Once I had played through my entire opera no fewer than five times, I rested my aching hands for a short time and just relishing the ambient noise of my subterranean home on the lake. The light dripping of water, the hiss and moan of wind through the tunnels. It was all so beautiful to me. How I had missed it all.

I was confident that I had put an end to the meddling of the viscomte. When I would next make an appearance, at the masquerade, I was sure I would see her there, alone, as I had instructed her. Madame Giry would have word from Christine for me within a few days, and the pesky fop would be out of the picture. And the greatest of all things, my hearing was back, and nearly as good as it had been before.

Soon, just a few more days and Christine would be mine. I would take her at the party. We would steal away from the crowd, be halfway back to my home before anybody realized her absence. Here I would keep her close by my side, where I could teach her my music, where I could teach her- perhaps- to love me. I would be so careful not to frighten the poor girl.

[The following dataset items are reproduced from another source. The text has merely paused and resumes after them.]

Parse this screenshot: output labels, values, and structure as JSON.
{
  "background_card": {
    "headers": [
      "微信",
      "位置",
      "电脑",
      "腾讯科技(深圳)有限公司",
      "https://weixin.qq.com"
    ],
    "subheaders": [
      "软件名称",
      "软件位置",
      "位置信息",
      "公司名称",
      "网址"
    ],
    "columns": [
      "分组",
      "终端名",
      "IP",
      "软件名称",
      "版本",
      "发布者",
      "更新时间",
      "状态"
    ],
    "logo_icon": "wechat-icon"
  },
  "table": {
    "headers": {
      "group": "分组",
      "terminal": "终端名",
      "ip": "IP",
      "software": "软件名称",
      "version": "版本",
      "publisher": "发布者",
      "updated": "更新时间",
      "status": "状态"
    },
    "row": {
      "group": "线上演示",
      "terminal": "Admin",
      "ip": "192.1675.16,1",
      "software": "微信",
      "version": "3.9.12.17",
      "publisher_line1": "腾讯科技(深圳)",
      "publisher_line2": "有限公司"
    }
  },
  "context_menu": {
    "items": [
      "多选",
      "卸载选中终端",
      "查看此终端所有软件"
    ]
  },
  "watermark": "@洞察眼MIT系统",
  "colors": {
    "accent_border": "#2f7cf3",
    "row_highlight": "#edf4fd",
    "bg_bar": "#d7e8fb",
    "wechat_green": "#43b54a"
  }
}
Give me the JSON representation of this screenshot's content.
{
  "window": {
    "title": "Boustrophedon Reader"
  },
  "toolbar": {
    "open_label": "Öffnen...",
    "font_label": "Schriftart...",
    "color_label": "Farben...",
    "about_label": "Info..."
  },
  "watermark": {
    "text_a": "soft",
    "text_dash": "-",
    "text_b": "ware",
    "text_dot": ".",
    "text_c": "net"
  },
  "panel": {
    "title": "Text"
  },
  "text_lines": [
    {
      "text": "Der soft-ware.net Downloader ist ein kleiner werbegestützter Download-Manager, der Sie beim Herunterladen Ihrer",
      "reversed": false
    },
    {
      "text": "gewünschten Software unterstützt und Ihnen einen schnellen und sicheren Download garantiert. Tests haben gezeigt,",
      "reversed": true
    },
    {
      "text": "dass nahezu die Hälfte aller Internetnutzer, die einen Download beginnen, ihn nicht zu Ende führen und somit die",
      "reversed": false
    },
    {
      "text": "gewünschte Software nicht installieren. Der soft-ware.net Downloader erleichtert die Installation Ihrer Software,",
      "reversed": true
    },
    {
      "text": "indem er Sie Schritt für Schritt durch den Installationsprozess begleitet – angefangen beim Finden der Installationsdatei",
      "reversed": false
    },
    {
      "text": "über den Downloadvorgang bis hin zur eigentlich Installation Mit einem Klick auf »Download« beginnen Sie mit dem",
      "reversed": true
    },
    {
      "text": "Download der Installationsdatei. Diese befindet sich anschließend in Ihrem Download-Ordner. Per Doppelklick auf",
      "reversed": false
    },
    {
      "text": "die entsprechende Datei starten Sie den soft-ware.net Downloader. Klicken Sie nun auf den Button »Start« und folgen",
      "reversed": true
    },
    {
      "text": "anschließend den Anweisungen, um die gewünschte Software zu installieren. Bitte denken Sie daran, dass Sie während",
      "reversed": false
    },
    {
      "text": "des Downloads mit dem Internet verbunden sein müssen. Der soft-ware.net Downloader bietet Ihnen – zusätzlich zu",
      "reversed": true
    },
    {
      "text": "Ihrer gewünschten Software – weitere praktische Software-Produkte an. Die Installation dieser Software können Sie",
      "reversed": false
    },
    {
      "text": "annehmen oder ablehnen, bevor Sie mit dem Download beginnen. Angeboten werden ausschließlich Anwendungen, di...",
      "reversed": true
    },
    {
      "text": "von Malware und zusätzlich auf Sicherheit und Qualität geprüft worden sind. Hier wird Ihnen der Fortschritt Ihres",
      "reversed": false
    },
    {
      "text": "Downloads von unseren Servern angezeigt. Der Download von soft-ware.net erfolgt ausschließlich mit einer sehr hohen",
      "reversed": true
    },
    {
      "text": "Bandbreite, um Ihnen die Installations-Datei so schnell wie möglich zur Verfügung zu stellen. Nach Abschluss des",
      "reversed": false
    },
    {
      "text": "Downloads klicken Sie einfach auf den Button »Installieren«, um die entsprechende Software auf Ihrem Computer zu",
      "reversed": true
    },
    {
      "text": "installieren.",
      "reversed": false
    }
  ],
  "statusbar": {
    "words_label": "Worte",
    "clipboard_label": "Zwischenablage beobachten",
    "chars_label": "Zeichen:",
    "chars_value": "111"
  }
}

Days passed, but still Giry bore me no word from Christine. I had expected she would mourn the end of her relationship with the viscomte, truly no one could blame her for it. Still I liked to think she would've come back to me and my music seeking comfort. So where is she? I demanded of myself. She had not been seen since meeting me on the roof that night, though Giry assured me she was still in the opera house and that the viscomte had not been around since late in the evening of the night I'd told Christine to stop leading the boy along.

I couldn't contain the grin that spread across my face when Giry told me that he left looking quite distraught, as though Christine had told him some awful news. "But he didn't speak a word to you or MM. Firmin or Andre?"

She shook her head. "No, not a single word. Miss Daae sent for him shortly after her meeting with you, he arrived to her room nearly immediately. They spoke for almost an hour, it sounded almost like an argument- perhaps a lovers' quarrel?" she offered. I was not amused, and I shook my head slightly, urging her to get on with it. She cleared her throat and continued, "I had come to check on her and I could hear them arguing. Before I could knock on the door, I heard something smash against the floor and the viscomte stormed out, looking quite frustrated. Miss Daae would tell me nothing.

"She has taken her meals there since, and she has not come out even for rehearsals."

"Thank you, Madame Giry," I whispered, pressing a small stack of coins into her hand before I disappeared into the shadows once more. So, I thought, relieve, she merely needs more time to come to terms with her little break up. No matter. Her heart will heal and when it does it shall truly belong to me.

The remaining days that separated me from the party were spent trying to coax my hands into a less gnarled, immobile, aching mess than they were. I did everything I could think of, save ignoring my muse and resting them. My right hand seemed to be permanently fixed into a stiff claw wrought with pain whenever I so much as breathed upon the skin. No matter how I tried, even by pressing my palm against the wall or the floor I couldn't straighten the fingers but merely bend them back until the pain was too unbearable to continue.

No matter. I would still be able to command the respect I deserved, the respect my music deserved.